Il Commissario europeo per la Difesa e lo Spazio, Andrius Kubilius, ha commentato con soddisfazione questa decisione, sottolineando come l’Europa stia finalmente affiancando alle ambizioni di sicurezza il necessario peso finanziario. “Non ci limitiamo più a elaborare strategie, stiamo costruendo una realtà di hard power“, ha affermato Kubilius, evidenziando un cambio di paradigma per l’Unione Europea, tradizionalmente orientata verso il soft power della diplomazia e della persuasione. Questo nuovo approccio mira a inviare un segnale chiaro sia all’industria europea, chiamata a un aumento della capacità produttiva, sia agli avversari internazionali.
I fondi saranno erogati sotto forma di prestiti a lungo termine e a basso costo, consentendo alle nazioni beneficiarie di procedere con acquisti congiunti di equipaggiamenti militari moderni, tra cui missili, sistemi di artiglieria, droni e munizioni. L’obiettivo è duplice: da un lato, colmare le lacune più urgenti in termini di capacità strategiche e prontezza operativa; dall’altro, promuovere una maggiore cooperazione industriale e strategica tra i Paesi dell’Unione, rafforzando al contempo la base industriale della difesa europea.
Il Contesto Geopolitico e l’Iniziativa SAFE
L’approvazione di questi finanziamenti si inserisce in un contesto geopolitico di crescente instabilità, che ha reso evidente la necessità per l’Europa di assumersi maggiori responsabilità per la propria sicurezza. L’iniziativa SAFE è un pilastro fondamentale del piano ReArm Europe – Readiness 2030, che mira a stimolare un significativo incremento degli investimenti nella difesa europea.
Il meccanismo prevede che l’UE raccolga fondi sui mercati dei capitali per poi metterli a disposizione degli Stati membri. Una condizione chiave è che i sistemi d’arma e le tecnologie acquistate siano prodotti principalmente all’interno dell’Unione Europea, in Ucraina o nei Paesi SEE-EFTA, con un limite del 35% per la componentistica extra-UE, salvo accordi specifici. Questa clausola del “buy European” è pensata per rafforzare l’autonomia strategica del continente e la sua base industriale e tecnologica di difesa (EDTIB).
Le Prossime Tappe e le Sfide Future
Dopo la proposta della Commissione, il Consiglio dell’UE avrà quattro settimane per adottare le decisioni esecutive. Una volta ottenuta l’approvazione, verranno finalizzati gli accordi di prestito con i singoli Stati membri e i primi pagamenti sono attesi a partire da marzo 2026. Nel frattempo, prosegue la valutazione dei piani di investimento presentati dagli altri Paesi che hanno aderito all’iniziativa.
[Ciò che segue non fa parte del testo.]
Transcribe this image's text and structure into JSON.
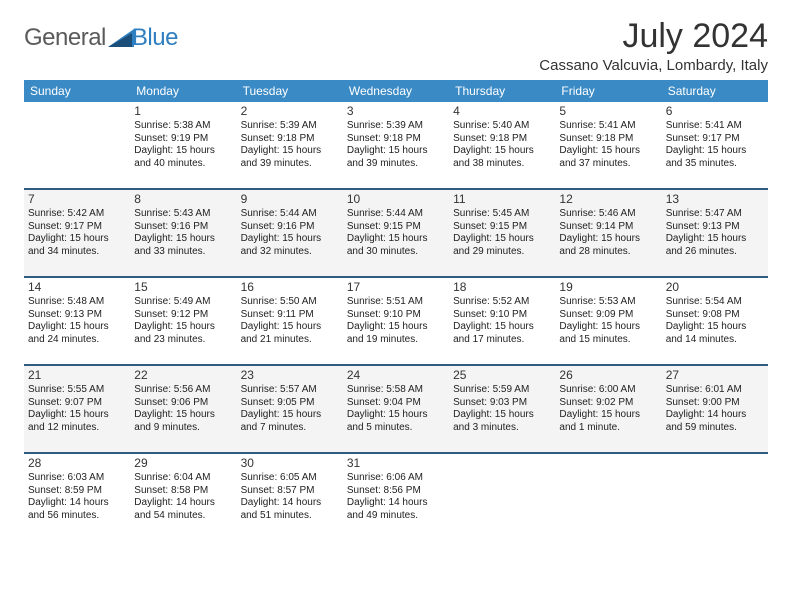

Nonostante l’entusiasmo, alcuni analisti e rappresentanti dell’industria sollevano delle perplessità. Giuseppe Cossiga, presidente di Aiad, l’associazione delle imprese italiane della difesa, ha sottolineato che per colmare il divario con gli Stati Uniti non basta il piano SAFE. La principale preoccupazione è che i fondi possano essere utilizzati per coprire quote di programmi già in corso, piuttosto che per lanciare nuovi progetti capaci di raddoppiare la capacità produttiva in tempi rapidi, come l’attuale scenario richiederebbe. La sfida, quindi, non sarà solo spendere di più, ma spendere meglio e in modo coordinato, per costruire un’Europa della difesa realmente integrata ed efficace.